One class of trial designs that have been proposed to improve the efficiency of the drug development process as a whole are multi-arm multi-stage (MAMS) designs. MAMS designs are a rich class of designs but fundamentally consist of simultaneously testing several experimental treatments against a common control. Interim analyses are used in order to decide which treatments should continue. Using MAMS designs provides several advantages over running separate controlled trials for each experimental treatment:
a shared control group can be used, instead of a separate control group for each treatment; a direct head-to-head comparison of treatments is conducted, minimising biases that can be introduced from making comparisons between treatments tested in separate trials; the use of interim analyses allows ineffective treatments to be dropped early, or early stopping of the trial if one treatment is clearly superior (although this advantage applies also in the case of separate trials of each treatment through use of group-sequential designs).

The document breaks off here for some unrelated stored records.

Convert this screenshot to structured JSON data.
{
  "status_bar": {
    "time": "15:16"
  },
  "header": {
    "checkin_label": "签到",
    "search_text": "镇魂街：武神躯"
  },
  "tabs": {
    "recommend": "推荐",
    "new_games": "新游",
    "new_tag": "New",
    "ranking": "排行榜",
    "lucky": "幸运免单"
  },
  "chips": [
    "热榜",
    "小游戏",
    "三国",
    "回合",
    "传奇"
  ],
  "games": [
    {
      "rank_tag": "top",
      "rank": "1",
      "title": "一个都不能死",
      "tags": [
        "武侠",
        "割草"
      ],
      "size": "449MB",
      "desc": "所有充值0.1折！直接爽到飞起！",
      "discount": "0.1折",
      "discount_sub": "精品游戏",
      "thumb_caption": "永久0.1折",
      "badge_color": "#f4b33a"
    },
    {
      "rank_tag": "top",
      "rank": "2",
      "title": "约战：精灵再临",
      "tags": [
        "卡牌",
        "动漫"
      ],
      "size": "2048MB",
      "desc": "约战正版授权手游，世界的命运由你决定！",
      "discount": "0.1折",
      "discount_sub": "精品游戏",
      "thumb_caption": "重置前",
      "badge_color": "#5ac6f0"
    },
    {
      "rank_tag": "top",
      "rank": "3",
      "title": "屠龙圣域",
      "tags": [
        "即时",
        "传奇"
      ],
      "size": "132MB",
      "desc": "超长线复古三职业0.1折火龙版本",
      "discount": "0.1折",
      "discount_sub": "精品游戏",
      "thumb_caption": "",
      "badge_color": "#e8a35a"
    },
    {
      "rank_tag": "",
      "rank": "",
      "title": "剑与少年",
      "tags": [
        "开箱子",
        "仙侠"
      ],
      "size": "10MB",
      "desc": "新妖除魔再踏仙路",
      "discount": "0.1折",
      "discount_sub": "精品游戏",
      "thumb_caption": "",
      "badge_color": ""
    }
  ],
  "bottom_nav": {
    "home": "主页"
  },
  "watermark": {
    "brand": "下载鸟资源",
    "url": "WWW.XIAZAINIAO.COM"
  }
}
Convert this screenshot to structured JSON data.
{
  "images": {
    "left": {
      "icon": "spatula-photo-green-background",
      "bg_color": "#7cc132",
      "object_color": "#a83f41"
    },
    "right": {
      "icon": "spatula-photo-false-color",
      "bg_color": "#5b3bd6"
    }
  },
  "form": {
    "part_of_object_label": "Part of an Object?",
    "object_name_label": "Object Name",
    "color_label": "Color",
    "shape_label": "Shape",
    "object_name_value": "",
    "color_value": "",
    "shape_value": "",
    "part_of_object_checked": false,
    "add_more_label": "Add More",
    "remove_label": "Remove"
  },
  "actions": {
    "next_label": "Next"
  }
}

Within the class of MAMS studies a variety of different designs are available that differ mainly in the treatment selection at the interim analyses. A ‘Pick-the-winner’ design selects the most promising experimental treatment at the first interim analysis and compares it to control in the subsequent stages. 3 – 5 Stallard and Friede 6 allow more than one treatment to continue beyond the first stage, where the number of treatment arms within each stage is pre-specified while Kelly et al.7 prefer using a rule that allows all treatments that are close to the best performing treatment to be selected. Flexible adaptive two-stage multi-arm designs utilising p-value combination ideas together with closed testing have been discussed in, for example.8,9 These designs do not require pre-specification of a treatment selection rule and hence flexible decision making that takes other information from the first stage of the trial into consideration is possible. Study designs with two or more stages in which all treatments are continued at each stage, provided they are sufficiently promising, are discussed in Royston et al. 10 and Magirr et al. 11 This class, which we refer to as a group-sequential MAMS design, will be considered throughout the rest of the manuscript, although most statements will hold true irrespective of the selection rule used.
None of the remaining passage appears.